Notre feuille de route c’est le Plan climat 2024 – 2030 de la Ville de Paris, 396 actions détaillées (1). On a pu mettre en œuvre la fiche n°54 relative à la baignade dans le Canal St martin, déclenchées les jours de canicule. Attaquons nous aux 395 autres.
Dans le 10e, les priorités de la déclinaison du plan climat sont selon moi :
- la rénovation énergétique du bâti et la stratégie de sortie des énergies fossiles, en commençant pas une Rue Zéro Carbone, comme on a pu faire une Rue Zéro Déchets ; une rue où on concentre notre énergie pour convaincre, aider et accompagner les copropriétaires d’arrêter le gaz et d’isoler les immeubles, se raccorder au réseau de chauffage et de froid, poursuivre la rénovation énergétique des bâtiments publics, végétaliser les toits, mettre partout des volets ou des stores aux fenêtres et des brasseurs d’air aux plafond, peindre en blanc les toits, enlever le bitume noir de la rue, expérimenter le chauffage par un data center local… Ce serait une rue modèle, une rue innovante, qui impulse des politiques publiques pour le reste du 10e.

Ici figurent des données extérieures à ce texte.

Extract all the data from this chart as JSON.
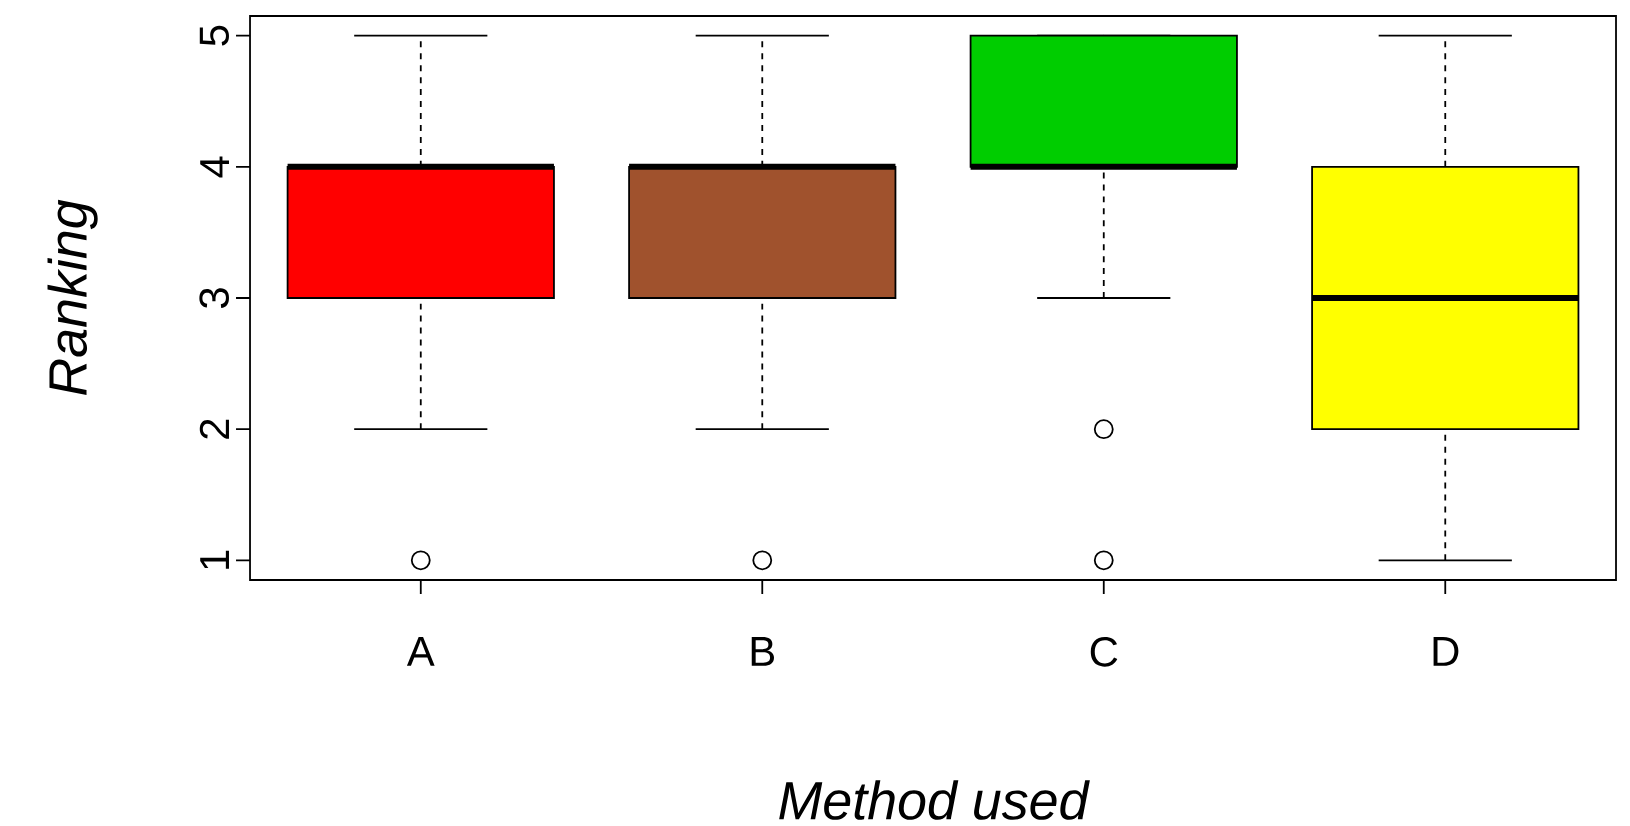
{
  "chart_data": {
    "type": "box",
    "xlabel": "Method used",
    "ylabel": "Ranking",
    "categories": [
      "A",
      "B",
      "C",
      "D"
    ],
    "colors": [
      "#ff0000",
      "#a0522d",
      "#00cd00",
      "#ffff00"
    ],
    "boxes": [
      {
        "low": 2,
        "q1": 3,
        "median": 4,
        "q3": 4,
        "high": 5,
        "outliers": [
          1
        ]
      },
      {
        "low": 2,
        "q1": 3,
        "median": 4,
        "q3": 4,
        "high": 5,
        "outliers": [
          1
        ]
      },
      {
        "low": 3,
        "q1": 4,
        "median": 4,
        "q3": 5,
        "high": 5,
        "outliers": [
          1,
          2
        ]
      },
      {
        "low": 1,
        "q1": 2,
        "median": 3,
        "q3": 4,
        "high": 5
      }
    ],
    "ylim": [
      0.85,
      5.15
    ],
    "yticks": [
      1,
      2,
      3,
      4,
      5
    ]
  }
}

- poursuivre un programme ambitieux de rénovation énergétique des écoles et collèges du 10e
- la végétalisation des cours d’immeuble et des cours d’école, des toits, des balcons, des murs, des rues… Plus on plantera, mieux ce sera. La stratégie sera de prioriser les quartiers les plus minéraux, les rues où la canopée des arbres est insuffisante voire inexistante.

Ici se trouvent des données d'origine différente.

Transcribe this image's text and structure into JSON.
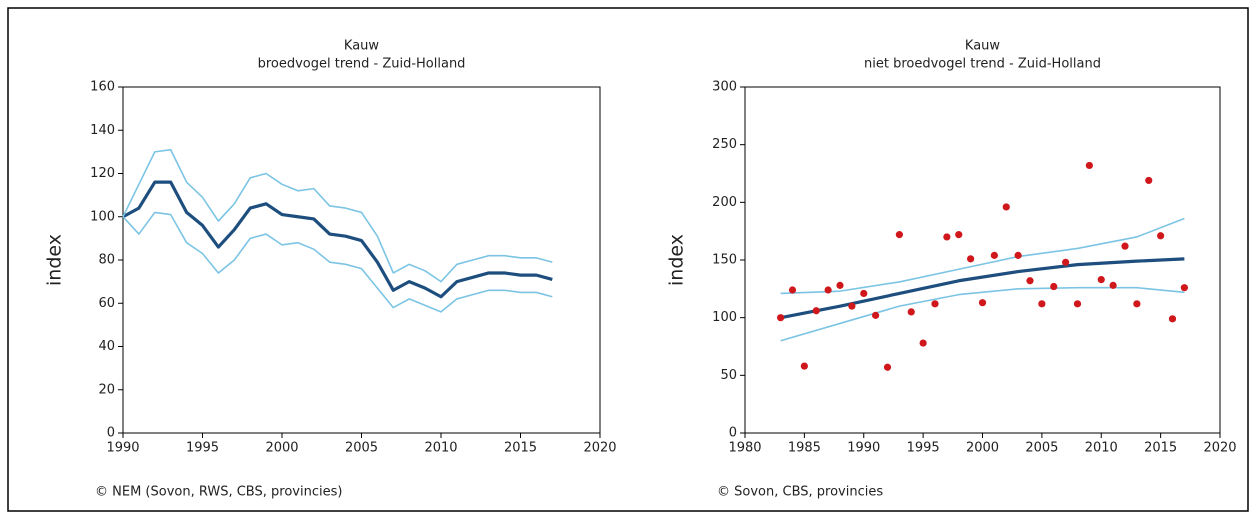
{
  "chart_data": [
    {
      "type": "line",
      "title": "Kauw",
      "subtitle": "broedvogel trend - Zuid-Holland",
      "y_label": "index",
      "source": "© NEM (Sovon, RWS, CBS, provincies)",
      "x": [
        1990,
        1991,
        1992,
        1993,
        1994,
        1995,
        1996,
        1997,
        1998,
        1999,
        2000,
        2001,
        2002,
        2003,
        2004,
        2005,
        2006,
        2007,
        2008,
        2009,
        2010,
        2011,
        2012,
        2013,
        2014,
        2015,
        2016,
        2017
      ],
      "series": [
        {
          "color": "#1d4e7e",
          "values": [
            100,
            104,
            116,
            116,
            102,
            96,
            86,
            94,
            104,
            106,
            101,
            100,
            99,
            92,
            91,
            89,
            79,
            66,
            70,
            67,
            63,
            70,
            72,
            74,
            74,
            73,
            73,
            71
          ]
        },
        {
          "color": "#7cc4e4",
          "values": [
            100,
            115,
            130,
            131,
            116,
            109,
            98,
            106,
            118,
            120,
            115,
            112,
            113,
            105,
            104,
            102,
            91,
            74,
            78,
            75,
            70,
            78,
            80,
            82,
            82,
            81,
            81,
            79
          ]
        },
        {
          "color": "#7cc4e4",
          "values": [
            100,
            92,
            102,
            101,
            88,
            83,
            74,
            80,
            90,
            92,
            87,
            88,
            85,
            79,
            78,
            76,
            67,
            58,
            62,
            59,
            56,
            62,
            64,
            66,
            66,
            65,
            65,
            63
          ]
        }
      ],
      "xlim": [
        1990,
        2020
      ],
      "xticks": [
        1990,
        1995,
        2000,
        2005,
        2010,
        2015,
        2020
      ],
      "ylim": [
        0,
        160
      ],
      "yticks": [
        0,
        20,
        40,
        60,
        80,
        100,
        120,
        140,
        160
      ]
    },
    {
      "type": "scatter",
      "title": "Kauw",
      "subtitle": "niet broedvogel trend - Zuid-Holland",
      "y_label": "index",
      "source": "© Sovon, CBS, provincies",
      "x": [
        1983,
        1984,
        1985,
        1986,
        1987,
        1988,
        1989,
        1990,
        1991,
        1992,
        1993,
        1994,
        1995,
        1996,
        1997,
        1998,
        1999,
        2000,
        2001,
        2002,
        2003,
        2004,
        2005,
        2006,
        2007,
        2008,
        2009,
        2010,
        2011,
        2012,
        2013,
        2014,
        2015,
        2016,
        2017
      ],
      "values": [
        100,
        124,
        58,
        106,
        124,
        128,
        110,
        121,
        102,
        57,
        172,
        105,
        78,
        112,
        170,
        172,
        151,
        113,
        154,
        196,
        154,
        132,
        112,
        127,
        148,
        112,
        232,
        133,
        128,
        162,
        112,
        219,
        171,
        99,
        126
      ],
      "color": "#d0181c",
      "series": [
        {
          "color": "#1d4e7e",
          "x": [
            1983,
            1988,
            1993,
            1998,
            2003,
            2008,
            2013,
            2017
          ],
          "values": [
            100,
            110,
            121,
            132,
            140,
            146,
            149,
            151
          ]
        },
        {
          "color": "#7cc4e4",
          "x": [
            1983,
            1988,
            1993,
            1998,
            2003,
            2008,
            2013,
            2017
          ],
          "values": [
            121,
            123,
            131,
            142,
            153,
            160,
            170,
            186
          ]
        },
        {
          "color": "#7cc4e4",
          "x": [
            1983,
            1988,
            1993,
            1998,
            2003,
            2008,
            2013,
            2017
          ],
          "values": [
            80,
            95,
            110,
            120,
            125,
            126,
            126,
            122
          ]
        }
      ],
      "xlim": [
        1980,
        2020
      ],
      "xticks": [
        1980,
        1985,
        1990,
        1995,
        2000,
        2005,
        2010,
        2015,
        2020
      ],
      "ylim": [
        0,
        300
      ],
      "yticks": [
        0,
        50,
        100,
        150,
        200,
        250,
        300
      ]
    }
  ]
}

- Créer 3 nouveaux jardins : rue du Faubourg du Temple, Impasse Boutron et dans l’hôpital F. Widal
- Créer un parc photovoltaïque sur les toits des quais de la Gare de l’Est
- Pérenniser le dispositif de la baignade dans le canal St Martin
- Il faudra se poser la question d’un 3e repas végétarien hebdomadaire à la cantine, car c’est l’opération de réduction des émissions de gaz de serre la plus rapide et efficace
- Et puis toujours et encore réduire la circulation des véhicules motorisés, car le vélo et la marche sont les meilleurs alliés du climat !

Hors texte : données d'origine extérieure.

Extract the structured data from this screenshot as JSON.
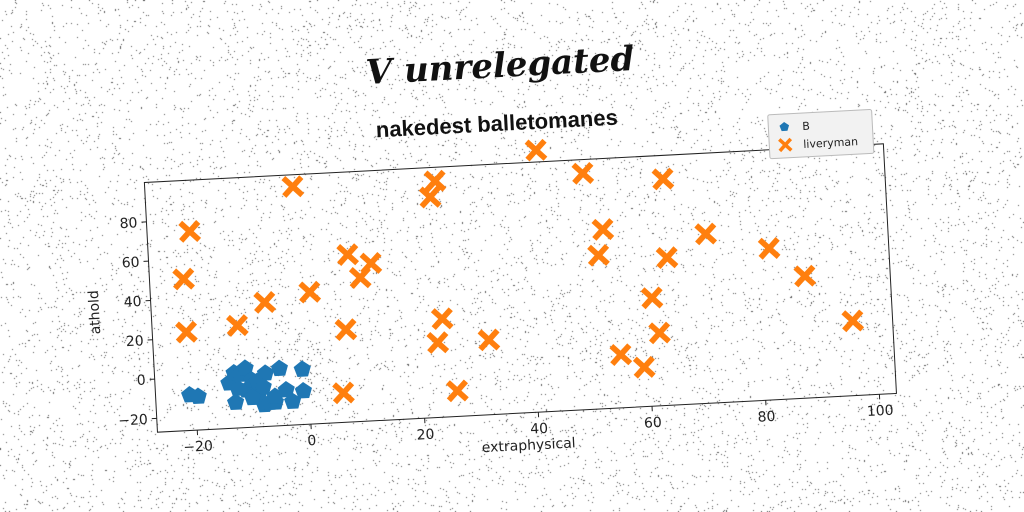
{
  "header": {
    "suptitle": "V unrelegated"
  },
  "chart_data": {
    "type": "scatter",
    "title": "nakedest balletomanes",
    "xlabel": "extraphysical",
    "ylabel": "athold",
    "xlim": [
      -27,
      103
    ],
    "ylim": [
      -27,
      100
    ],
    "xticks": [
      -20,
      0,
      20,
      40,
      60,
      80,
      100
    ],
    "yticks": [
      -20,
      0,
      20,
      40,
      60,
      80
    ],
    "grid": false,
    "legend_position": "top-right",
    "series": [
      {
        "name": "B",
        "marker": "pentagon",
        "color": "#1f77b4",
        "points": [
          [
            -21,
            -9
          ],
          [
            -19.5,
            -10
          ],
          [
            -14,
            -4
          ],
          [
            -13,
            1
          ],
          [
            -12.5,
            -7
          ],
          [
            -12,
            0
          ],
          [
            -11,
            -8
          ],
          [
            -11,
            3
          ],
          [
            -10,
            -3
          ],
          [
            -9.5,
            -10
          ],
          [
            -9,
            -4
          ],
          [
            -9,
            -12
          ],
          [
            -8,
            -16
          ],
          [
            -7.5,
            0
          ],
          [
            -7,
            -15
          ],
          [
            -6,
            -15
          ],
          [
            -5,
            2
          ],
          [
            -3,
            -15
          ],
          [
            -1,
            -10
          ],
          [
            -1,
            1
          ],
          [
            -6,
            -12
          ],
          [
            -8,
            -7
          ],
          [
            -13,
            -14
          ],
          [
            -10,
            -12
          ],
          [
            -4,
            -9
          ]
        ]
      },
      {
        "name": "liveryman",
        "marker": "x",
        "color": "#ff7f0e",
        "points": [
          [
            -19.5,
            74
          ],
          [
            -21,
            50
          ],
          [
            -21,
            23
          ],
          [
            -12,
            25
          ],
          [
            -7,
            36
          ],
          [
            -1,
            94
          ],
          [
            1,
            40
          ],
          [
            6,
            -12
          ],
          [
            7,
            20
          ],
          [
            8,
            58
          ],
          [
            10,
            46
          ],
          [
            12,
            53
          ],
          [
            23,
            85
          ],
          [
            24,
            93
          ],
          [
            23,
            11
          ],
          [
            24,
            23
          ],
          [
            26,
            -14
          ],
          [
            32,
            11
          ],
          [
            42,
            106
          ],
          [
            50,
            93
          ],
          [
            52,
            51
          ],
          [
            53,
            64
          ],
          [
            55,
            0
          ],
          [
            59,
            -7
          ],
          [
            61,
            28
          ],
          [
            62,
            10
          ],
          [
            64,
            48
          ],
          [
            64,
            88
          ],
          [
            71,
            59
          ],
          [
            82,
            50
          ],
          [
            88,
            35
          ],
          [
            96,
            11
          ]
        ]
      }
    ]
  }
}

Est-ce que ça suffira et est-ce qu’on y arrivera ? Peut-être pas, mais nous devons faire notre part et on a besoin de la mobilisation de tous les acteurs à commencer par l’Etat et la Région. La Région qui doit être à la hauteur concernant l’aménagement du territoire, les transports et les lycées notamment. L’Etat qui doit massivement investir dans le train plutôt que l’avion, qui doit aider les collectivités avec un Fond Vert à la hauteur de l’enjeu, qui doit mettre le paquet sur la rénovation énergétique et la sortie des énergies fossiles, qui doit nous faciliter la tâche en prenant au sérieux l’habitabilité de la planète, et le mettre en haut des priorités, notamment budgétaires, mais aussi réglementaires. Ainsi le droit de végétaliser et l’isolation doivent primer sur le droit de propriété et sur le patrimoine. La baignade urbaine doit primer sur la circulation des bateaux ; les responsabilités des Maires doivent être allégées pour permettre les baignades non surveillées, tout en mettant les moyens nécessaires sur la prévention des risques, à l’instar de l’Allemagne, le Danemark ou la Suisse. La qualité de l’air doit primer sur la liberté de circuler partout avec un véhicule polluant.
C’est une question qui devient presque existentielle pour nos vies d’urbains, les conditions mêmes d‘une existence digne pour citer Baptiste Morizot (2).